Olstrom’s concept of nested or concentric rings of responsibility seems particularly relevant here. Setting broad objectives and standards set at the European level through the democratic but cumbersome co-decision process has an undeniable logic and coherence. As an industry our (bitter) experience suggests that all content and delivery detail below this, on should be left to the regional level, or if possible lower levels; with the higher level limited to playing a monitoring or supervisory level.

Integrated multi-annual management plans, will provide the vehicle for fisheries management in the future and also for the integration of fisheries and environmental policy. But if these are simply laid down from on high we will face the same implementation problems as the current CFP has had to confront.

Regional management should help. Cooperation between member states with the close involvement of the regional advisory councils, in the development of long term plans is the key. And where stocks are shared, new ways of working ways of working with Third Countries like Norway, at regional seas level must be found.

But although getting the governance arrangements right is absolutely fundamental to an effective fisheries policy it is not the only challenge:

Fisheries scientists will be required to deliver advice not just on mixed fishery basis but taking into account multi species interactions. There will have to be trade-offs between environmental protection and the economic viability of the fleets; there will have to be trade-offs between the quotas set for different stocks to achieve an overall balance (which will be controversial because of the economic interests attached to the respective stocks).

Understanding Maximum Sustainable yield as a range of values on the effort /yield curve rather than as a fixed point will make these kind of trade-offs easier; as will addressing potential choke species by limiting the main TACs to only the economic driver species, with by-catch placed under a basket quota, in the way we do now with “Norway Others”.

We hope that taking this kind of approach, Good Environmental Status will be achieved in a pragmatic, incremental, proportionate and balanced fashion.

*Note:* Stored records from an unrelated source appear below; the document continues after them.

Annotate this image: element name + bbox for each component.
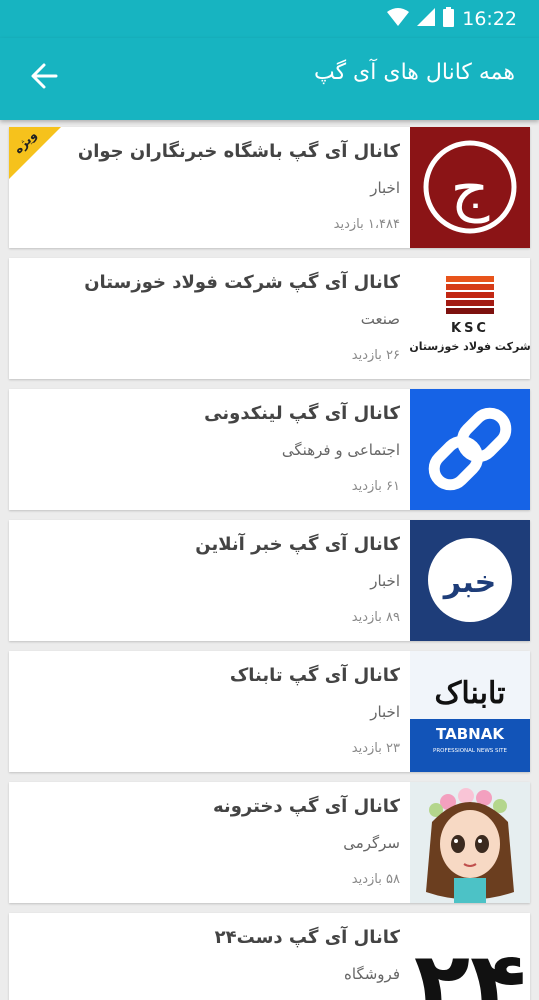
cellular-signal-icon [417,8,436,30]
channel-name: کانال آی گپ دخترونه [213,796,400,817]
channel-logo-subtext: شرکت فولاد خوزستان [410,340,530,353]
channel-category: اخبار [370,703,400,721]
status-time: 16:22 [462,8,517,30]
channel-card[interactable]: خبر کانال آی گپ خبر آنلاین اخبار ۸۹ بازد… [9,520,530,641]
wifi-icon [387,8,410,30]
channel-category: اخبار [370,572,400,590]
app-toolbar: همه کانال های آی گپ [0,38,539,120]
link-icon [428,407,512,491]
channel-logo-text: KSC [451,321,489,336]
channel-logo: خبر [410,520,530,641]
channel-category: صنعت [360,310,400,328]
channel-name: کانال آی گپ تابناک [229,665,400,686]
channel-logo [410,389,530,510]
battery-icon [443,7,455,31]
channel-logo: ج [410,127,530,248]
channel-logo-text: تابناک [435,676,506,711]
channel-logo-subtext: TABNAK [436,725,505,743]
channel-views: ۸۹ بازدید [351,610,400,625]
channel-card[interactable]: KSC شرکت فولاد خوزستان کانال آی گپ شرکت … [9,258,530,379]
channel-category: اجتماعی و فرهنگی [281,441,400,459]
page-title: همه کانال های آی گپ [313,60,515,85]
arrow-back-icon [30,62,58,94]
channel-name: کانال آی گپ خبر آنلاین [195,534,400,555]
channel-logo: تابناک TABNAK PROFESSIONAL NEWS SITE [410,651,530,772]
channel-logo [410,782,530,903]
channel-name: کانال آی گپ باشگاه خبرنگاران جوان [77,141,400,162]
channel-views: ۵۸ بازدید [351,872,400,887]
channel-logo-caption: PROFESSIONAL NEWS SITE [433,748,507,754]
channel-category: فروشگاه [344,965,400,983]
channel-logo-text: ج [451,154,490,224]
channel-views: ۱،۴۸۴ بازدید [333,217,400,232]
channel-card[interactable]: ۲۴ کانال آی گپ دست۲۴ فروشگاه [9,913,530,1000]
girl-cartoon-image [426,788,514,903]
channel-card[interactable]: ویژه ج کانال آی گپ باشگاه خبرنگاران جوان… [9,127,530,248]
channel-logo: ۲۴ [410,913,530,1000]
channel-views: ۶۱ بازدید [351,479,400,494]
back-button[interactable] [24,58,64,98]
channel-category: اخبار [370,179,400,197]
channel-name: کانال آی گپ دست۲۴ [214,927,400,948]
channel-card[interactable]: کانال آی گپ دخترونه سرگرمی ۵۸ بازدید [9,782,530,903]
channel-card[interactable]: تابناک TABNAK PROFESSIONAL NEWS SITE کان… [9,651,530,772]
channel-list: ویژه ج کانال آی گپ باشگاه خبرنگاران جوان… [9,127,530,1000]
channel-name: کانال آی گپ شرکت فولاد خوزستان [84,272,400,293]
channel-views: ۲۶ بازدید [351,348,400,363]
channel-logo: KSC شرکت فولاد خوزستان [410,258,530,379]
channel-logo-text: ۲۴ [414,932,526,1000]
status-bar: 16:22 [0,0,539,38]
channel-name: کانال آی گپ لینکدونی [204,403,400,424]
channel-category: سرگرمی [343,834,400,852]
channel-views: ۲۳ بازدید [351,741,400,756]
channel-card[interactable]: کانال آی گپ لینکدونی اجتماعی و فرهنگی ۶۱… [9,389,530,510]
channel-logo-text: خبر [442,565,497,600]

The danger however must be is that this will pragmatism will be overtaken again by the temptation to see central legislative control, backed by sufficient political will, as the solution. Having just been given co-decision powers there must be a temptation for the European Parliament to flex its muscles to resurrect micro-management.

And all this does not forget that aspects of these policies must be negotiated with Third Countries like Norway, especially in relation to setting TACs. In this regard the North Sea RAC has already made approaches to the Norwegian Fishermen’s Association to lay the foundations for future cooperation on the development of comprehensive long-term management plans which incorporate environmental concerns. The meeting was held only a few streets away from here and established shared concerns and issues.

This is a good example of the potential of a collaborative bottom up approach by comparison with the top-down command and control approach.

I leave you with this graph which illustrates the dramatic fall in fishing mortality (fishing pressure) across all of the main species groups in the North East Atlantic, with a clear turning point around the year 2000, after 70 years of incremental increases. There will be many intertwined causal factors to explain this trend. But certainly as far as the European Union component of these fisheries is concerned, I believe that the beginnings of a move to more effective models of governance, the development of fisheries science partnerships and the wider application of long-term management plans are important contributory factors.

Management measures will only be fully effective if they are perceived as legitimate by the stakeholders. This is not an optional extra. The history of the CFP has been a crisis in legitimacy. Having learnt this lesson in relation to the management of commercial fish stocks it is important that we use its insights in the complex task of building a fully integrated ecosystem approach.